In late 1898 and early 1899, Topeka patrolled the Caribbean and then was placed in reserve at the Boston Navy Yard. In August 1900, the gunboat was re-commissioned as a training ship and was equipped with a sailing rig to give new sailors experience in both sail and steam power. She was assigned to the Mediterranean from November 1900 to early January 1901 and then steamed to the Azores and the West Indies. Topeka was assigned to the Caribbean region for the next five years, protecting American lives and property in such trouble spots as Haiti, Venezuela, Santo Domingo, Hispaniola, and the Dominican Republic. In January and February 1904, Topeka steamed along the coast of Panama just after the revolution there separated that new country from Colombia, paving the way for the construction of the Panama Canal.

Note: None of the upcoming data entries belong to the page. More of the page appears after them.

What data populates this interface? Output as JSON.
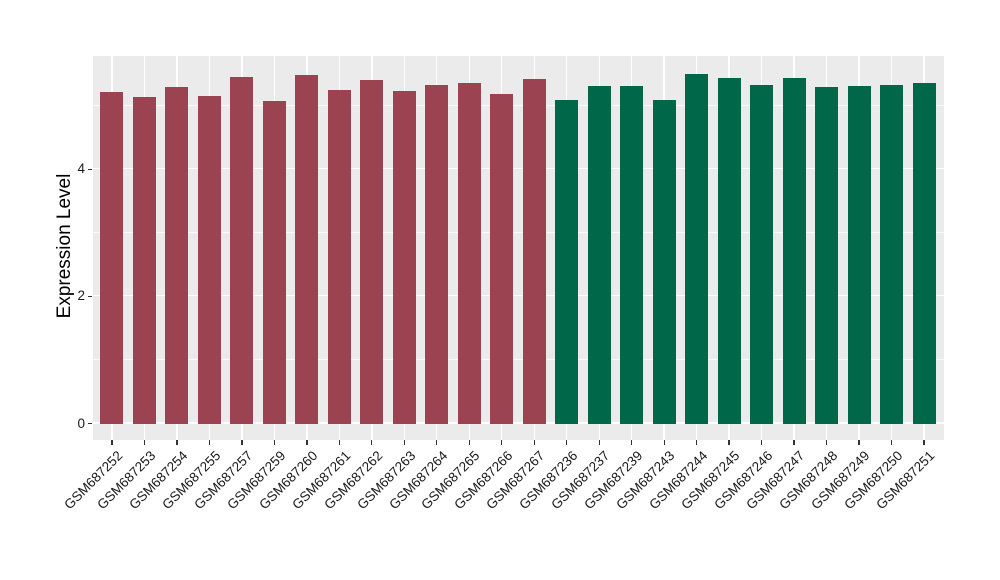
{
  "chart_data": {
    "type": "bar",
    "title": "",
    "xlabel": "",
    "ylabel": "Expression Level",
    "yticks": [
      0,
      2,
      4
    ],
    "yticks_minor": [
      1,
      3,
      5
    ],
    "ylim": [
      0,
      5.78
    ],
    "legend": "none",
    "grid": "white major and minor gridlines on gray panel",
    "layout": {
      "panel_bg": "#EBEBEB",
      "grid_color": "#FFFFFF",
      "x_label_angle_deg": 45
    },
    "group_colors": {
      "group1": "#9C4351",
      "group2": "#006849"
    },
    "bars": [
      {
        "sample": "GSM687252",
        "value": 5.22,
        "group": "group1"
      },
      {
        "sample": "GSM687253",
        "value": 5.14,
        "group": "group1"
      },
      {
        "sample": "GSM687254",
        "value": 5.29,
        "group": "group1"
      },
      {
        "sample": "GSM687255",
        "value": 5.15,
        "group": "group1"
      },
      {
        "sample": "GSM687257",
        "value": 5.46,
        "group": "group1"
      },
      {
        "sample": "GSM687259",
        "value": 5.07,
        "group": "group1"
      },
      {
        "sample": "GSM687260",
        "value": 5.48,
        "group": "group1"
      },
      {
        "sample": "GSM687261",
        "value": 5.25,
        "group": "group1"
      },
      {
        "sample": "GSM687262",
        "value": 5.41,
        "group": "group1"
      },
      {
        "sample": "GSM687263",
        "value": 5.24,
        "group": "group1"
      },
      {
        "sample": "GSM687264",
        "value": 5.33,
        "group": "group1"
      },
      {
        "sample": "GSM687265",
        "value": 5.36,
        "group": "group1"
      },
      {
        "sample": "GSM687266",
        "value": 5.18,
        "group": "group1"
      },
      {
        "sample": "GSM687267",
        "value": 5.42,
        "group": "group1"
      },
      {
        "sample": "GSM687236",
        "value": 5.09,
        "group": "group2"
      },
      {
        "sample": "GSM687237",
        "value": 5.31,
        "group": "group2"
      },
      {
        "sample": "GSM687239",
        "value": 5.31,
        "group": "group2"
      },
      {
        "sample": "GSM687243",
        "value": 5.09,
        "group": "group2"
      },
      {
        "sample": "GSM687244",
        "value": 5.5,
        "group": "group2"
      },
      {
        "sample": "GSM687245",
        "value": 5.44,
        "group": "group2"
      },
      {
        "sample": "GSM687246",
        "value": 5.33,
        "group": "group2"
      },
      {
        "sample": "GSM687247",
        "value": 5.43,
        "group": "group2"
      },
      {
        "sample": "GSM687248",
        "value": 5.3,
        "group": "group2"
      },
      {
        "sample": "GSM687249",
        "value": 5.31,
        "group": "group2"
      },
      {
        "sample": "GSM687250",
        "value": 5.33,
        "group": "group2"
      },
      {
        "sample": "GSM687251",
        "value": 5.36,
        "group": "group2"
      }
    ]
  }
}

Topeka was decommissioned at the Portsmouth Navy Yard, Portsmouth, New Hampshire, in September 1905 and remained there as a station ship and as a prison ship for more than 10 years. For a brief time in mid-1916, Topeka acted as a receiving ship at the New York Navy Yard and then returned to Portsmouth, where she was used as a training ship during World War I. After being re-commissioned in March 1919, Topeka spent most of that year patrolling the coast of Mexico. The gunboat underwent a major overhaul at Charleston, South Carolina, in November 1919, and then received the new hull number of PG-35 in July 1920. A year later, Topeka was again re-designated IX-35 and on 1 July 1922, she was put up for sale. But, since no satisfactory bids were made for the ship, Topeka was withdrawn from the market on 29 September. The old gunboat then served as a Naval Reserve training ship at Philadelphia, Pennsylvania, from July 1923 to 2 December 1929, when she was decommissioned for the last time. Now almost 50 years old, the US Navy struck USS Topeka from the Navy List on 2 January 1930 and she was sold for scrap in May of that same year.

This was an amazing career for a ship that was not originally built to be a gunboat and also languished in a foreign port for almost 20 years before being purchased by the US Navy. Topeka then went on to serve in the US Navy for more than 30 years, a remarkable record considering she almost was obsolete when the Navy purchased her in 1898.